Ao buscar informações, descobriu que a inscrição no cadastro de inadimplentes considerava empréstimos bancários realizados mediante conta fraudada, aberta por terceiro em Recife/PE, lugar que a autora afirma não residir desde a sua infância.
Informada que a conta foi aberta por um homem, com uso dos seus dados pessoais, a instituição financeira se recusou a fornecer maiores informações e, mesmo após a realização de boletim de ocorrência e adoção de todas as comunicações pertinentes, o Banco não logrou atuar de maneira diligente, de modo a minorar os prejuízos ocasionados à consumidora. 3.
A fraude cometida culminou com a negativação do nome da autora em duas diferentes oportunidades, posto que originou dois contratos fraudulentos, que foram apurados em processos distintos.
O primeiro contrato fraudulento (n. 929448066), no montante de R$34.822,58 (trinta e quatro mil oitocentos e vinte e dois reais e cinquenta e oito centavos), foi negativado em 6/10/2020 e obteve apuração nos autos do processo n. 0707751-56.2022.8.07.0001.
Petição inicial distribuída em 9/3/2022; sentença proferida pela 18ª Vara Cível de Brasília em 10/10/2022; e recursos julgados por esta 2ª Turma Cível em data de 2/3/2023.
O recurso da instituição bancária foi conhecido e desprovido.
Recurso da autora conhecido e provido, com a majoração da condenação ao ressarcimento em danos morais ao patamar de R$10.000,00 (dez mil reais). 4.
No caso presente, a ação foi distribuída em 17/8/2022 e a sentença proferida pela 5ª Vara Cível em 9/12/2022.
Apura-se a segunda negativação em nome da autora (data de 26/10/2020), por força do segundo contrato fraudulento aberto em seu nome (n. 50908), no valor de R$1.117,79 (um mil cento e dezessete reais e setenta e nove centavos), oriundo da mesma fraude. 5.
O recurso do Banco do Brasil S.A. elenca preliminar de ilegitimidade passiva.

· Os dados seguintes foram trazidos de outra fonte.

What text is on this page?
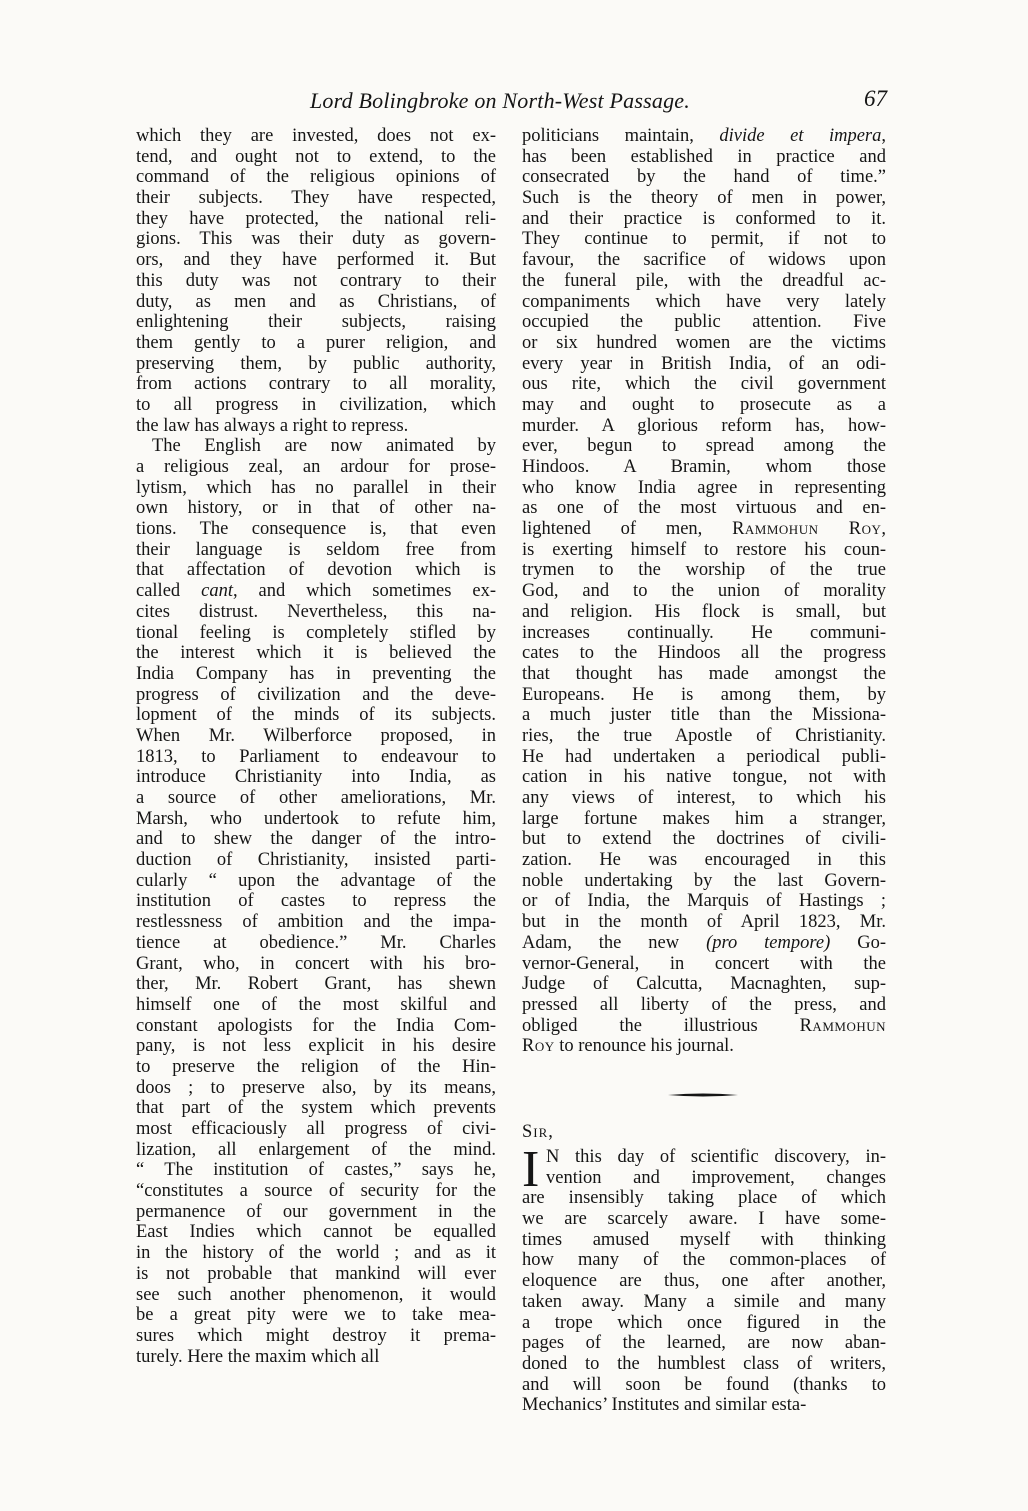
Lord Bolingbroke on North-West Passage.	67
which they are invested, does not ex-
tend, and ought not to extend, to the
command of the religious opinions of
their subjects. They have respected,
they have protected, the national reli-
gions. This was their duty as govern-
ors, and they have performed it. But
this duty was not contrary to their
duty, as men and as Christians, of
enlightening their subjects, raising
them gently to a purer religion, and
preserving them, by public authority,
from actions contrary to all morality,
to all progress in civilization, which
the law has always a right to repress.
The English are now animated by
a religious zeal, an ardour for prose-
lytism, which has no parallel in their
own history, or in that of other na-
tions. The consequence is, that even
their language is seldom free from
that affectation of devotion which is
called cant, and which sometimes ex-
cites distrust. Nevertheless, this na-
tional feeling is completely stifled by
the interest which it is believed the
India Company has in preventing the
progress of civilization and the deve-
lopment of the minds of its subjects.
When Mr. Wilberforce proposed, in
1813, to Parliament to endeavour to
introduce Christianity into India, as
a source of other ameliorations, Mr.
Marsh, who undertook to refute him,
and to shew the danger of the intro-
duction of Christianity, insisted parti-
cularly “ upon the advantage of the
institution of castes to repress the
restlessness of ambition and the impa-
tience at obedience.” Mr. Charles
Grant, who, in concert with his bro-
ther, Mr. Robert Grant, has shewn
himself one of the most skilful and
constant apologists for the India Com-
pany, is not less explicit in his desire
to preserve the religion of the Hin-
doos ; to preserve also, by its means,
that part of the system which prevents
most efficaciously all progress of civi-
lization, all enlargement of the mind.
“ The institution of castes,” says he,
“constitutes a source of security for the
permanence of our government in the
East Indies which cannot be equalled
in the history of the world ; and as it
is not probable that mankind will ever
see such another phenomenon, it would
be a great pity were we to take mea-
sures which might destroy it prema-
turely. Here the maxim which all
politicians maintain, divide et impera,
has been established in practice and
consecrated by the hand of time.”
Such is the theory of men in power,
and their practice is conformed to it.
They continue to permit, if not to
favour, the sacrifice of widows upon
the funeral pile, with the dreadful ac-
companiments which have very lately
occupied the public attention. Five
or six hundred women are the victims
every year in British India, of an odi-
ous rite, which the civil government
may and ought to prosecute as a
murder. A glorious reform has, how-
ever, begun to spread among the
Hindoos. A Bramin, whom those
who know India agree in representing
as one of the most virtuous and en-
lightened of men, Rammohun Roy,
is exerting himself to restore his coun-
trymen to the worship of the true
God, and to the union of morality
and religion. His flock is small, but
increases continually. He communi-
cates to the Hindoos all the progress
that thought has made amongst the
Europeans. He is among them, by
a much juster title than the Missiona-
ries, the true Apostle of Christianity.
He had undertaken a periodical publi-
cation in his native tongue, not with
any views of interest, to which his
large fortune makes him a stranger,
but to extend the doctrines of civili-
zation. He was encouraged in this
noble undertaking by the last Govern-
or of India, the Marquis of Hastings ;
but in the month of April 1823, Mr.
Adam, the new (pro tempore) Go-
vernor-General, in concert with the
Judge of Calcutta, Macnaghten, sup-
pressed all liberty of the press, and
obliged the illustrious Rammohun
Roy to renounce his journal.
Sir,
I N this day of scientific discovery, in-
vention and improvement, changes
are insensibly taking place of which
we are scarcely aware. I have some-
times amused myself with thinking
how many of the common-places of
eloquence are thus, one after another,
taken away. Many a simile and many
a trope which once figured in the
pages of the learned, are now aban-
doned to the humblest class of writers,
and will soon be found (thanks to
Mechanics’ Institutes and similar esta-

Demonstrado que a requerente diligenciou por diversas vezes perante o Banco requerido, o qual, mesmo ciente das alegações da autora, e, portanto, plenamente capaz de identificar a fraude cometida com a utilização dos dados da correntista, deixou de tomar as medidas cabíveis para interromper o curso fraudulento e sustar ou minorar os seus efeitos.
O requerido não é parte alheia à situação jurídica objeto da lide e responde pelos danos gerados no exercício de suas atividades.
Preliminar rejeitada. 6.
O recurso da autora/apelante pleiteia a majoração do ressarcimento a título de danos morais fixados na origem, no patamar de R$3.000,00 (três mil reais), com fundamento na irrazoabilidade da fixação de indenização no patamar indicado, por ter passado mais de 2 (dois) anos com o nome negativado.
Aponta o caráter compensatório-punitivo da indenização a título de danos morais, o que não teria sido observado no caso concreto.
Requereu majoração do valor da indenização fixada a título de danos morais ao patamar de R$10.000,00 (dez mil reais). 7.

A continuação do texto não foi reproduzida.